The African Development Bank (AfDB) has called on financial markets to increase affordable loans and provide more diverse and innovative financing instruments to Micro, Small and Medium-sized Enterprises (MSMEs) in Africa. The AfDB estimates the credit need of MSMEs in Africa to be $135 billion.
The bank had on its part, provided financial services to 156,000 individual owner-operators and micro, small and medium enterprises through financial intermediaries to address a key constraint to starting up and growing businesses.
It also worked with USAID, the Fund for Africa Private Sector Assistance and the International Labour Organisation to build the capacity of Small and Medium Enterprises (SMEs) and enabled national financial institutions to become efficient at lending to smaller business.
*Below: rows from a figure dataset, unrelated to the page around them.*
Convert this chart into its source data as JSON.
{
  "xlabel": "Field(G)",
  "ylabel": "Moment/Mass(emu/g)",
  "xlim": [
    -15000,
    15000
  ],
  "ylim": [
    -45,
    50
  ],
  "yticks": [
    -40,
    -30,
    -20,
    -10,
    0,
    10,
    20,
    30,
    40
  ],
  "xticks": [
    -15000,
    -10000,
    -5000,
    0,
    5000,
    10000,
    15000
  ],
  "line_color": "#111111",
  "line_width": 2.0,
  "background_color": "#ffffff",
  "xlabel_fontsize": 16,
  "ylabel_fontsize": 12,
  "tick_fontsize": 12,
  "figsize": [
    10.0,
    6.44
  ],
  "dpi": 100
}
The AfDB has launched a number of new programmes aimed at moving Africa toward its industrialization goals. These programmes include Fashionomics (the economics of fashion) initiative to increase Africa’s participation in the global textile industry supply chain. Fashionomics is an AfDB initiative to support the development of MSMEs operating in the textile, apparel and accessories industry in Africa, with a focus on women and youth empowerment.
Akinwumi Adesina, AfDB president noted that firms with fewer than 20 employees and less than five years’ experience provide most of the jobs in Africa’s formal sector. “The entrepreneurial culture is vibrant with about 80 percent of Africans viewing entrepreneurship as a good career opportunity. The continent has the highest share in the world of adults starting or running new businesses, but often in sectors where productivity remains low. New industrialization strategies should focus on leveraging this dynamism and targeting the continent’s fast-growing private enterprises which have potential to create quality jobs,” Adesina said.
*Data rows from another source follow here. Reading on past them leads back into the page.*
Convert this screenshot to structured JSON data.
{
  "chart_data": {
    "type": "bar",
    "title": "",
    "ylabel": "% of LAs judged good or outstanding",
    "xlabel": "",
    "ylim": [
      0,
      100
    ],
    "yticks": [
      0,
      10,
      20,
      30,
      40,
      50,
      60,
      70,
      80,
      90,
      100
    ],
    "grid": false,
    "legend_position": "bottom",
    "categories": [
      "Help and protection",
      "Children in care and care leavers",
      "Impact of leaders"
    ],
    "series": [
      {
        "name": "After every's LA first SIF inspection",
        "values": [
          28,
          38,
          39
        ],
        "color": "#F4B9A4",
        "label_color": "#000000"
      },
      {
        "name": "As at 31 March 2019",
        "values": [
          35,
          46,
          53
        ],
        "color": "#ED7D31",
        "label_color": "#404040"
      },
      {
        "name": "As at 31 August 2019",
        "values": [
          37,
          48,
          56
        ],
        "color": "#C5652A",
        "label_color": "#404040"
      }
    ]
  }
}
According to the UN, micro, small and medium-sized enterprises represent around 90 per cent of global economic activity and are on the front lines of embracing transformative technologies and new business models.
Given Africa’s potential for increased involvement in this sector, AfDB is increasing its efforts to promote access to finance for entrepreneurs to create start-ups and expand existing businesses.
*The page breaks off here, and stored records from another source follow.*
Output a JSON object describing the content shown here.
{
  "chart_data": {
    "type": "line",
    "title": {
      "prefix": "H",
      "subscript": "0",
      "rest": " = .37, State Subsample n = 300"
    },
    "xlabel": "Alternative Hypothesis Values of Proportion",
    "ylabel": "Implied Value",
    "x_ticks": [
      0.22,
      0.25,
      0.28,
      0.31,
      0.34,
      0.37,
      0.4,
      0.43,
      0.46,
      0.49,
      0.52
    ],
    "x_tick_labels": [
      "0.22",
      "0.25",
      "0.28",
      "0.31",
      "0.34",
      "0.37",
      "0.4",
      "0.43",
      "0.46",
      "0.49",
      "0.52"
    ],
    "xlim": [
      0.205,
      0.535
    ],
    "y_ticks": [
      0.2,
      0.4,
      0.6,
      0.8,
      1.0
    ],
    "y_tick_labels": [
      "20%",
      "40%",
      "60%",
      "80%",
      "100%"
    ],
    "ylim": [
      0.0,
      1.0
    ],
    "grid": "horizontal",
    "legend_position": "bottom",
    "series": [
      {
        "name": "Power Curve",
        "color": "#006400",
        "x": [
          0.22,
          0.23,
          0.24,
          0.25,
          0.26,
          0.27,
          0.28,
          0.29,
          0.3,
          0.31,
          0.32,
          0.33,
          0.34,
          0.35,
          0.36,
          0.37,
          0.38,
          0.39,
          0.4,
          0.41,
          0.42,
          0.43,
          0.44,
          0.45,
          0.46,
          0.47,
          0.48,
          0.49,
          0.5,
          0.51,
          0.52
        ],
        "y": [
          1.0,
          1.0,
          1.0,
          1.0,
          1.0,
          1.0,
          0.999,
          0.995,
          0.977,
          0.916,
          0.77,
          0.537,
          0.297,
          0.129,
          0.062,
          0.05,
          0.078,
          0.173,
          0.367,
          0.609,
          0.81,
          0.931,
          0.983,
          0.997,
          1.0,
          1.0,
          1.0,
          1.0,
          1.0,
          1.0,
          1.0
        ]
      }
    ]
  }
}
The bank emphasised the need to evolve a holistic policy approach that would strengthen entrepreneurship for Africa’s industrialization and tackle multitude of constraints. The first policy need is improving skills of entrepreneurs and of workers in general and aligning them with labour market needs. While governments can promote learning, engaging the private sector is necessary. The second policy area relates to grouping firms in business clusters, such as industrial parks and special economic zones. Clustering can support start-ups and increase existing firms’ productivity and growth, assuming adequate infrastructure is available.
One of the vehicles that enabled AfDB to mobilise fund for the MSMEs is the African Guarantee Fund for Small and Medium-sized Enterprises (AGF), which prove to be a successful example of the financial viability of a credit guarantee scheme. The AGF was set up in 2011 by the AfDB, the Danish International Development Agency (Danida) and the Spanish Agency for International Development Cooperation. They were later joined by the Agence Française de Développement (AFD).
By the end of 2015, $230 million worth of guarantees had been signed. Commercial banks increased this amount, by leveraging the $230 million in guarantees to lend out $460 million to SMEs. The credit guarantee scheme has benefited more than 1,300 SMEs, generating over 11,000 jobs. The fund operates in 35 African countries, with 54 percent of the credit guarantee capacity spent in West Africa and 22 percent in East Africa. After only three years of activity, the fund became profitable and reached break-even point. Revenues quadrupled between 2013 and 2015, from $2 billion to $9.1 billion.